When I was a little girl, my mother always said when we purchased a product from a certain brand, “You pay for the name.” By this she meant that branded products are usually many times more expensive than no-name products.

And she was right. Branding generates an intangible value, which results in increased customer loyalty and effective word of mouth and thus boosts your sales. And as demand increases, so do your prices. Branding is not something you can just do in the afternoon over a cup of tea, it takes time and much courage.

Step 2: Understand your potential customers

Before you indeed think about the colors of your website, I want to encourage you to engage with your customers.

You won’t believe how many business owners are completely wrong when it comes to understanding their customers.
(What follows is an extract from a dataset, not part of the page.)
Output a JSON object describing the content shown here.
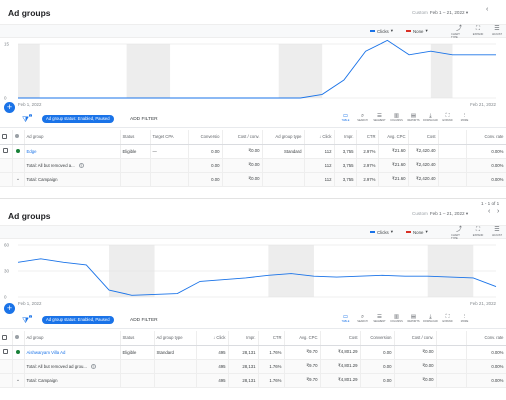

One of my first customers, whom I was skilled to look after myself as a young marketing manager in my agency in Germany, had a relatively large shop in which he sold bath accessories. There has been no growth for a few months, and he sought help from us.

Therefore that was the first customer I was allowed to look after myself, so I can still very well remember how long hours reading through his reviews in the shop, browsing through comments under his posts and talking to his customer service ladies.

His most significant problem was that sales in his shop kept falling. So really by 10 to 20% per month and that permanently.

According to my research, it all started when he took a relatively high-priced product from his shop, like linen bath towels, which were very expensive to manufacture. Somehow his producer couldn’t deliver them anymore, so he left them out.

When I asked him about it, I found out that he would rather focus on cheap towels, bathrobes and so on, because his customers would not want to buy such high-priced ones and the special high-priced towels were rarely ever bought anyway.

However, when we surveyed customers, we found they did influence his shop. Namely, they increased the “perceived” value of his other products significantly. Because although he thought that his customers wanted to purchase inexpensive products, his target group consisted of 80% women who wanted more luxurious elements for their bathroom.

They wanted high-priced towels and materials that they couldn’t buy in the supermarket. When he removed these products, they no longer felt comfortable or understood in his shop and his purchases declined.

We exchanged about 10% of the product range, and it took about another 2 weeks for the sales figures to slowly rise again.

What I want to demonstrate you with this little anecdote is that it doesn’t matter what YOU think, who your target group is. You have to find out who they are, what they want, why they buy and why they choose you.

Only then can you start representing your brand better!

Step 3: create brand awareness

The third crucial pillar in building your brand is “brand awareness.”

Brand awareness is a marketing term that describes the degree of consumer recognition of a product by its name. Creating brand awareness is a key step in promoting your products or your brand.

A good example of brand awareness is the way some brands sneak into our brains without us realizing it. For example, when I go out to dinner with my family and we order something to drink, someone always says “Pepsi” or “Coke” – we know exactly what we want because the brand has become part of our everyday lives.

How do you achieve brand awareness? Through content marketing. I know there are roughly 1 trillion different marketing terms and explanations, and most companies completely feel overwhelmed by the infinite possibilities when it comes to marketing.

But in principle it’s extremely easy.

You have developed a brand. You know who this brand is for. You know what it stands for and what it wants to express.

Now you take this information and use it to create content that you spread around the internet. Easy. What problems do your customers have? Write an article about it and post it on your blog. Distribute it on Facebook, Instagram, Twitter and Snapchat, TikTok, Pinterest.

Do you get great feedback from a customer because your packaging is extremely grandiose and new? Then share it. Out into the world with it!

Get your potential customers’ attention.

Generate content and share it with the world.

Don’t hide your great brand.

This is the sole thing you can do now to get noticed.